二度と妹を悪役令嬢にはしない!!!《完結しました!!!》
enmi
第1話 悪夢からの目覚め
「アン!!!アン起きてくれ!!!頼むよ!!!」
瓦礫が降る音、ガラスが割れる音、そして竜の咆哮の中で父さんがアンを起こそうと叫ぶ。

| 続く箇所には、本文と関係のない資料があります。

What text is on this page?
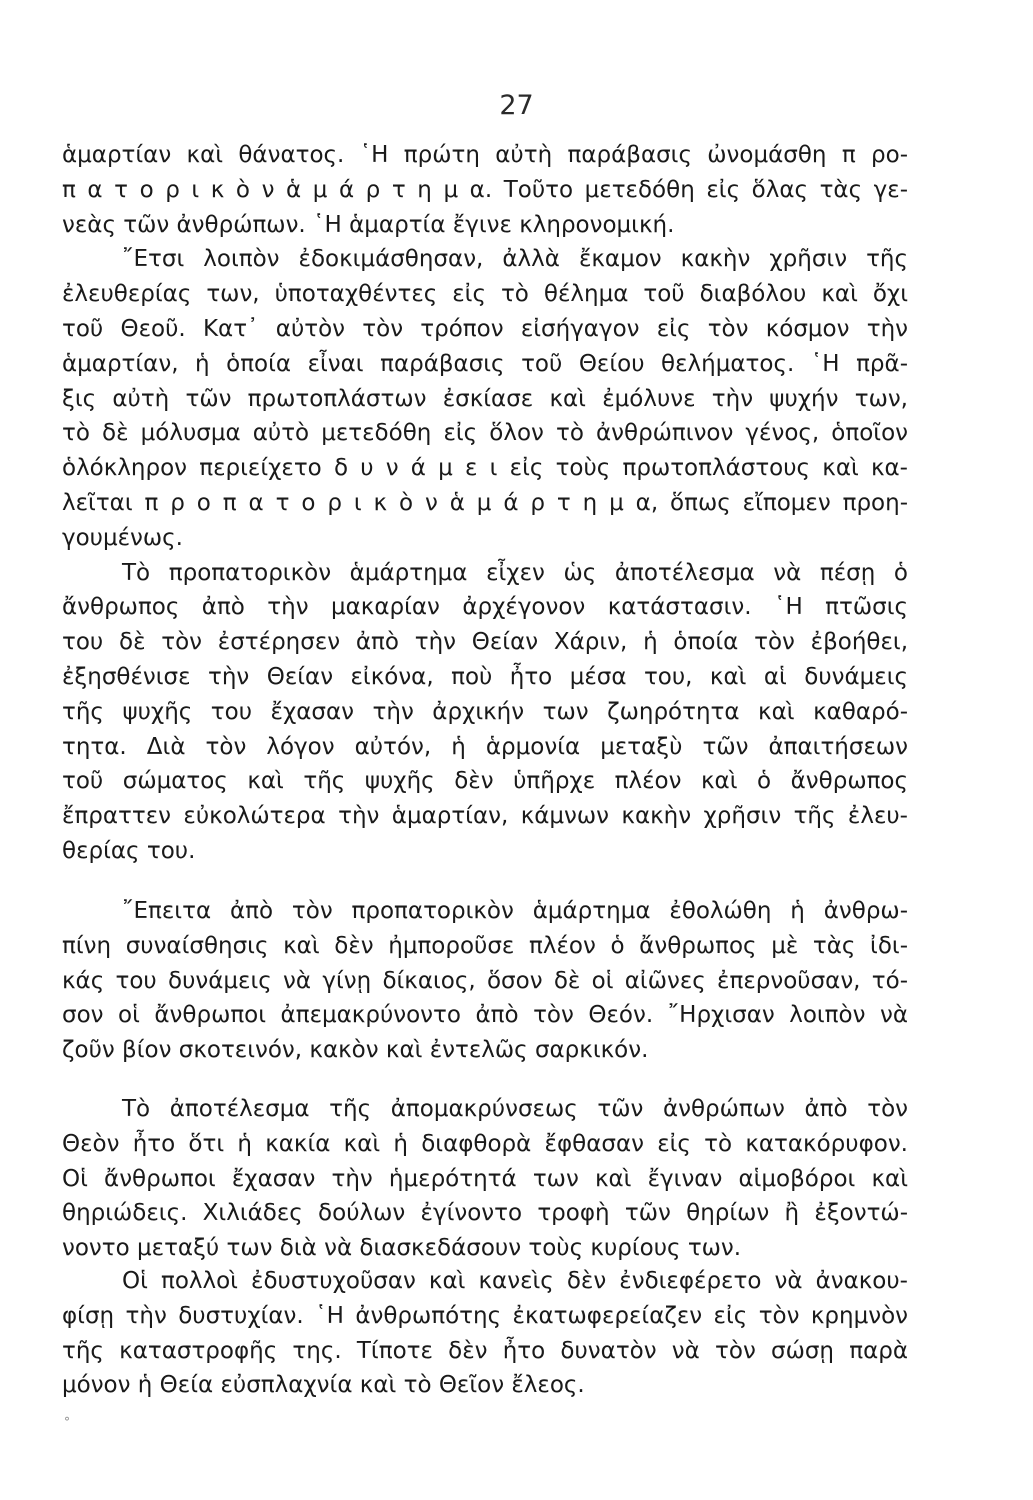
27
ἁμαρτίαν καὶ θάνατος. ῾Η πρώτη αὐτὴ παράβασις ὠνομάσθη π ρο-
π α τ ο ρ ι κ ὸ ν ἁ μ ά ρ τ η μ α. Τοῦτο μετεδόθη εἰς ὅλας τὰς γε-
νεὰς τῶν ἀνθρώπων. ῾Η ἁμαρτία ἔγινε κληρονομική.
῎Ετσι λοιπὸν ἐδοκιμάσθησαν, ἀλλὰ ἔκαμον κακὴν χρῆσιν τῆς
ἐλευθερίας των, ὑποταχθέντες εἰς τὸ θέλημα τοῦ διαβόλου καὶ ὄχι
τοῦ Θεοῦ. Κατ᾽ αὐτὸν τὸν τρόπον εἰσήγαγον εἰς τὸν κόσμον τὴν
ἁμαρτίαν, ἡ ὁποία εἶναι παράβασις τοῦ Θείου θελήματος. ῾Η πρᾶ-
ξις αὐτὴ τῶν πρωτοπλάστων ἐσκίασε καὶ ἐμόλυνε τὴν ψυχήν των,
τὸ δὲ μόλυσμα αὐτὸ μετεδόθη εἰς ὅλον τὸ ἀνθρώπινον γένος, ὁποῖον
ὁλόκληρον περιείχετο δ υ ν ά μ ε ι εἰς τοὺς πρωτοπλάστους καὶ κα-
λεῖται π ρ ο π α τ ο ρ ι κ ὸ ν ἁ μ ά ρ τ η μ α, ὅπως εἴπομεν προη-
γουμένως.
Τὸ προπατορικὸν ἁμάρτημα εἶχεν ὡς ἀποτέλεσμα νὰ πέσῃ ὁ
ἄνθρωπος ἀπὸ τὴν μακαρίαν ἀρχέγονον κατάστασιν. ῾Η πτῶσις
του δὲ τὸν ἐστέρησεν ἀπὸ τὴν Θείαν Χάριν, ἡ ὁποία τὸν ἐβοήθει,
ἐξησθένισε τὴν Θείαν εἰκόνα, ποὺ ἦτο μέσα του, καὶ αἱ δυνάμεις
τῆς ψυχῆς του ἔχασαν τὴν ἀρχικήν των ζωηρότητα καὶ καθαρό-
τητα. Διὰ τὸν λόγον αὐτόν, ἡ ἁρμονία μεταξὺ τῶν ἀπαιτήσεων
τοῦ σώματος καὶ τῆς ψυχῆς δὲν ὑπῆρχε πλέον καὶ ὁ ἄνθρωπος
ἔπραττεν εὐκολώτερα τὴν ἁμαρτίαν, κάμνων κακὴν χρῆσιν τῆς ἐλευ-
θερίας του.
῎Επειτα ἀπὸ τὸν προπατορικὸν ἁμάρτημα ἐθολώθη ἡ ἀνθρω-
πίνη συναίσθησις καὶ δὲν ἠμποροῦσε πλέον ὁ ἄνθρωπος μὲ τὰς ἰδι-
κάς του δυνάμεις νὰ γίνῃ δίκαιος, ὅσον δὲ οἱ αἰῶνες ἐπερνοῦσαν, τό-
σον οἱ ἄνθρωποι ἀπεμακρύνοντο ἀπὸ τὸν Θεόν. ῎Ηρχισαν λοιπὸν νὰ
ζοῦν βίον σκοτεινόν, κακὸν καὶ ἐντελῶς σαρκικόν.
Τὸ ἀποτέλεσμα τῆς ἀπομακρύνσεως τῶν ἀνθρώπων ἀπὸ τὸν
Θεὸν ἦτο ὅτι ἡ κακία καὶ ἡ διαφθορὰ ἔφθασαν εἰς τὸ κατακόρυφον.
Οἱ ἄνθρωποι ἔχασαν τὴν ἡμερότητά των καὶ ἔγιναν αἱμοβόροι καὶ
θηριώδεις. Χιλιάδες δούλων ἐγίνοντο τροφὴ τῶν θηρίων ἢ ἐξοντώ-
νοντο μεταξύ των διὰ νὰ διασκεδάσουν τοὺς κυρίους των.
Οἱ πολλοὶ ἐδυστυχοῦσαν καὶ κανεὶς δὲν ἐνδιεφέρετο νὰ ἀνακου-
φίσῃ τὴν δυστυχίαν. ῾Η ἀνθρωπότης ἐκατωφερείαζεν εἰς τὸν κρημνὸν
τῆς καταστροφῆς της. Τίποτε δὲν ἦτο δυνατὸν νὰ τὸν σώσῃ παρὰ
μόνον ἡ Θεία εὐσπλαχνία καὶ τὸ Θεῖον ἔλεος.
°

アンの顔は茶色い長い髪で隠れ、見ることがで出来ない。
半壊の城を赤い竜が掴むと、クッキーみたいにボロボロと壊れた。
咆哮だけで、王城のガラスが割れる。
城の上部はほとんど壊され、星いっぱいの夜空が見えていた。
「エミリー!!!竜を抑えてくれ!!」
フレデリック王子は自身の新しい婚約者の肩を揺らし、助けを求めている。
婚約者は顔を真っ青にして、涙を流してただ竜を見ているだけだった。
愛しい王子の声も彼女には届いていないだろう。
二人の美しい金の髪は土埃で汚れていた。
「助けてくれ、、、、。」
微かに聞こえる声の方を見ると、瓦礫の下敷きになった国王がこちらに手を伸ばしている。
額からは血が流れ、転がる王冠は歪んでいた。
バン!!!!と大きな音がして、後方にあった扉が開き、兵士たちが現れた。
竜を見て一瞬固まるが、すぐに竜に立ち向かう者、主人を瓦礫から救おうとする者、王子と婚約者を連れ出そうとする者、各々できる限りの手を尽くそうとしていた。
「ギャオオオオオオオォォォ!!!!」
夜空を見上げ、竜が鳴く。
鳴き終わると視線を落とし、こちらを見た。
竜の口が大きく開き、一瞬にして僕の体は灼熱の炎に包まれた。
「熱い!!!!熱い!!!!」
「ギャー!!!!!」
周りから次々に悲鳴が聞こえる中、僕は静かに絶命した。
「うわあああああ!!!!熱い!!!!熱い!!!!助けて!!!」
僕は自分の声で目を覚ました。
「エドワード様!!!どうされました!!??」
僕の声がして数秒後には執事のオリバーがドアを勢いよく開け、飛び込んできた。
「オリバー、、、、???」
僕は目の前の状況が理解出来なかった。
先程まで王城にいて、竜と対峙していた。
竜が吐く炎に包まれ、熱さの中で絶命したはずだった。
しかし、見渡すと自室のベッドの上。
窓から見える空は、星いっぱいの夜空ではなく、雲ひとつない晴天だ。
思考が追いつかず、しばらく固まっていた。
「エドワード様、こちらを。」
オリバーが差し出してくれたコップを手に取り、水を一気に飲む。
手が震えていて、うまく飲めない。
「悪い夢でも見たのですか?」
オリバーの問いに返答が出来ず、また思考を巡らす。
夢?夢だったのか?
竜のことも、死んだことも、可愛い妹を信じることが出来なかったことも。
考えがまとまらず、オリバーにもう一杯水を貰おうとしたその時だった。
「あああああ!!!!熱い!!!助けてくれ
!!!アン!!!起きてくれアン!!!!」
父の寝室から目覚めの僕と同じような内容の大きな声が聞こえた。